OS Version: TrueNAS-SCALE-22.02.4
Motherboard: Supermicro X10SL7-F
CPU: Intel(R) Xeon(R) CPU E3-1230 v3 @ 3.30GHz
RAM: 4x8GB Crutial DDR3 ECC RAM 1600MHz
Controller Hardware:
Motherboard: Supermicro X10SL7-F
CPU: Intel(R) Xeon(R) CPU E3-1230 v3 @ 3.30GHz
RAM: 4x8GB Crutial DDR3 ECC RAM 1600MHz
Controller Hardware:
8x SAS2 (6Gbps) via Broadcom 2308 flashed into IT mode, 2 SATA (6Gbps), 4 SATA (3Gbps)
HDD Hardware/Layout:5x3TB SAS HGST HUS724030ALS640 (plugged into the SAS2 ports)
3x3TB SAS WD Enterprise-class WD3001FYYG (plugged into the SAS2 ports)
2x128GB PNY SSD's for boot (plugged into the 2x SATA 6Gbps ports)
I had 10x HGST ones in total so 2 spare for replacement.
The WD HDD's was out of an old server I had and kept for temp backup hdd replacements (10 in total).
All drives was tested and fine before put to use.
RAID: RAIDZ2 using all 8x3TB SAS HDD's in a pool, boot ssd's are just mirroredSo this morning I had an email notification from my server telling me 2 hdd have faulted. One was practically dead and the other had like 1k write errors. The one thing that confused me was, this happened on 12th december but I had only just got the email so I was a bit unsure what happened there.
Anyhow, I did the usual procedure of replacing an hdd. The first hdd replacement went completely fine and only took around an hour or so to resilver. I then got around to doing the 2nd one and had to go to work. Once I got home I checked on it and to my surprise, it was still going with an INSANE amount of errors. I've never seen anything remotely as bad! My heart just dropped. My pool was completely gone and I legit don't know where to go from here. I can't even use the shell because it just hangs when first accessing it.
Sadly I'm presuming I've lost all or if not most of the data (roughly 6TB). I'm expecting either there's been a power issue or the HBA likely somehow crapped itself on the 2nd resilver.
The resilvering is still going and all HDD's now show as degraded aside from the 2 replaced ones being online, and another 1 being faulted. (see images)
I do have a backup on another pool (external hdd) that I plug in and import once every 1-2 week or so for my important data like password vaults and such. I wasn't able to do a full replication due to being limited via ports and how much storage I needed so I opted just to do the important data on an ext hdd till I got another server capable.
I have to be the unluckiest guy in the world though. I literally ordered a new 2nd-hand server from ebay yesterday (poweredge t430, really good price) to treat myself a bit towards christmas and was planning on doing a full migration into it. Replacing all drives one by one with some new ones in a couple days to then use this current server as a backup server.

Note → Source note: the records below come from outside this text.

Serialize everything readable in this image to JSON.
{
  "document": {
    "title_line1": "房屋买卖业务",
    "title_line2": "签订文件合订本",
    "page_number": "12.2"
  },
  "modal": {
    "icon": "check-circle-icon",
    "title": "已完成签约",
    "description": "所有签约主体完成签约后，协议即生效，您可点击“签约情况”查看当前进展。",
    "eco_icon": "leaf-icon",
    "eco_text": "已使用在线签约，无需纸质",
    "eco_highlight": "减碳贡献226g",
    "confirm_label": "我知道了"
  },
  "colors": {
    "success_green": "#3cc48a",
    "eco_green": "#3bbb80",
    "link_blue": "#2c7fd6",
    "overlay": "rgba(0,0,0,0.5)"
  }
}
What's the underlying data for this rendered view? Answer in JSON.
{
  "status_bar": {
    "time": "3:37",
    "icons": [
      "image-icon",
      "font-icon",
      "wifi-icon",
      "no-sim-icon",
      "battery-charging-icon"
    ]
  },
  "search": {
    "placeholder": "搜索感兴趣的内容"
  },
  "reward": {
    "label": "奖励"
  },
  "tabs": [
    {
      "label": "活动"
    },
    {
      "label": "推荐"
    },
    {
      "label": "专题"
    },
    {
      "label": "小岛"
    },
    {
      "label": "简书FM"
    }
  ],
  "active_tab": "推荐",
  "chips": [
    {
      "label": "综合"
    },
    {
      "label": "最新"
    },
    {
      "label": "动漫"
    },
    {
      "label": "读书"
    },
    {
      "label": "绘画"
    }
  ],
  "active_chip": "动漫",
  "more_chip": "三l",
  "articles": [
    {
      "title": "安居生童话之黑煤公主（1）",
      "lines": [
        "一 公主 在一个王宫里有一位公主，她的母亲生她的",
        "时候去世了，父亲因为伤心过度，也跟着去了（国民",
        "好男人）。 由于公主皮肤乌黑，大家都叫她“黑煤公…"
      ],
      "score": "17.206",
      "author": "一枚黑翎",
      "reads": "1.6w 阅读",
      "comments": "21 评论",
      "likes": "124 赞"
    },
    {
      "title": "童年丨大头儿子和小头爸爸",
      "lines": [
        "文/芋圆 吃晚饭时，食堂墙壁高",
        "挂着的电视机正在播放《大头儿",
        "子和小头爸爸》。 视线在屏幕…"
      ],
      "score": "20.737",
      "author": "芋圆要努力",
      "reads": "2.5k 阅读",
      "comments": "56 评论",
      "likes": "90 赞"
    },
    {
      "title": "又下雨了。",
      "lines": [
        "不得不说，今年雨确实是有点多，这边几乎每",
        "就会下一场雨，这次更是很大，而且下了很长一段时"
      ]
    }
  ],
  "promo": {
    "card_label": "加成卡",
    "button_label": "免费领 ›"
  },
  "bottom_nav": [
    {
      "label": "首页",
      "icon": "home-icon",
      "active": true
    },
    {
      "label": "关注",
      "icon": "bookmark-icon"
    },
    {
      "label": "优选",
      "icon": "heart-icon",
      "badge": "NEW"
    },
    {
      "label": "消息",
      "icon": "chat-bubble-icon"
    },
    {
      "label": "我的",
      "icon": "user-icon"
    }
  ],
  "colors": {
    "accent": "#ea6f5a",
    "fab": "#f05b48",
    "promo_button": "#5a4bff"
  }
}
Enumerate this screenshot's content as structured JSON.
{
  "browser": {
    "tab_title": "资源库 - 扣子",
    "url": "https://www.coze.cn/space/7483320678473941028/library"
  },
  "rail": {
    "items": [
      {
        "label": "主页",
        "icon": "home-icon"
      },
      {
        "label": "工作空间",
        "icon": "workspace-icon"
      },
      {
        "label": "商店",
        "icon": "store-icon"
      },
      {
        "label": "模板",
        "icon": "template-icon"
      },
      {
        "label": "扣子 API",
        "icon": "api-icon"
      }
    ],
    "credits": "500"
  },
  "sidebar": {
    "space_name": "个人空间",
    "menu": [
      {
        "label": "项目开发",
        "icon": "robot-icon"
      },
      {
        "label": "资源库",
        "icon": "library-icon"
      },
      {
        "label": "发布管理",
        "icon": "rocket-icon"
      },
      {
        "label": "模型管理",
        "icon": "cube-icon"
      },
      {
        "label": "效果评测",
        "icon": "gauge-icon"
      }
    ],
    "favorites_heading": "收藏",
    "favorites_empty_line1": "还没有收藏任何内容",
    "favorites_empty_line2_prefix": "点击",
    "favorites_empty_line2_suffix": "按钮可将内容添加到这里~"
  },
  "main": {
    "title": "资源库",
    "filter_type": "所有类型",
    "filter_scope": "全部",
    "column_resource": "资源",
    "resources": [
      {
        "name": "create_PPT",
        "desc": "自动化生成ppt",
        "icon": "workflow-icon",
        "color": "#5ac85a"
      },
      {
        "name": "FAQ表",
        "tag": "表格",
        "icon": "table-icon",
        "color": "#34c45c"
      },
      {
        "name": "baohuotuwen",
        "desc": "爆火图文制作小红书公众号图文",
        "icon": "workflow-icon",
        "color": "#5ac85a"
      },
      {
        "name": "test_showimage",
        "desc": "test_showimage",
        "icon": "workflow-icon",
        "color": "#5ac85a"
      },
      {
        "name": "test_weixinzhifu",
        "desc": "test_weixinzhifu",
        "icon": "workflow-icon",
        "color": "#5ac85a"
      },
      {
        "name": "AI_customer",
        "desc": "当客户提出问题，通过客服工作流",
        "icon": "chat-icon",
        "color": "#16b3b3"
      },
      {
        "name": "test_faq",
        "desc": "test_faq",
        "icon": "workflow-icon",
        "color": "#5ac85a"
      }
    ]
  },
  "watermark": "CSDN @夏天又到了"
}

Okay back to the point- I've practically not had any major issue since running this server (3 years) aside from the odd hdd starting to get errors and then be replaced.
My main question is, where would you go from here if you was in my shoes and what would be the best practice to MAYBE salvaging some data?
Please let me know if I have missed some information in the specs or otherwise. This is my first post and I'll happily provide you with what I can if needed (and if I'm able to). Thank you.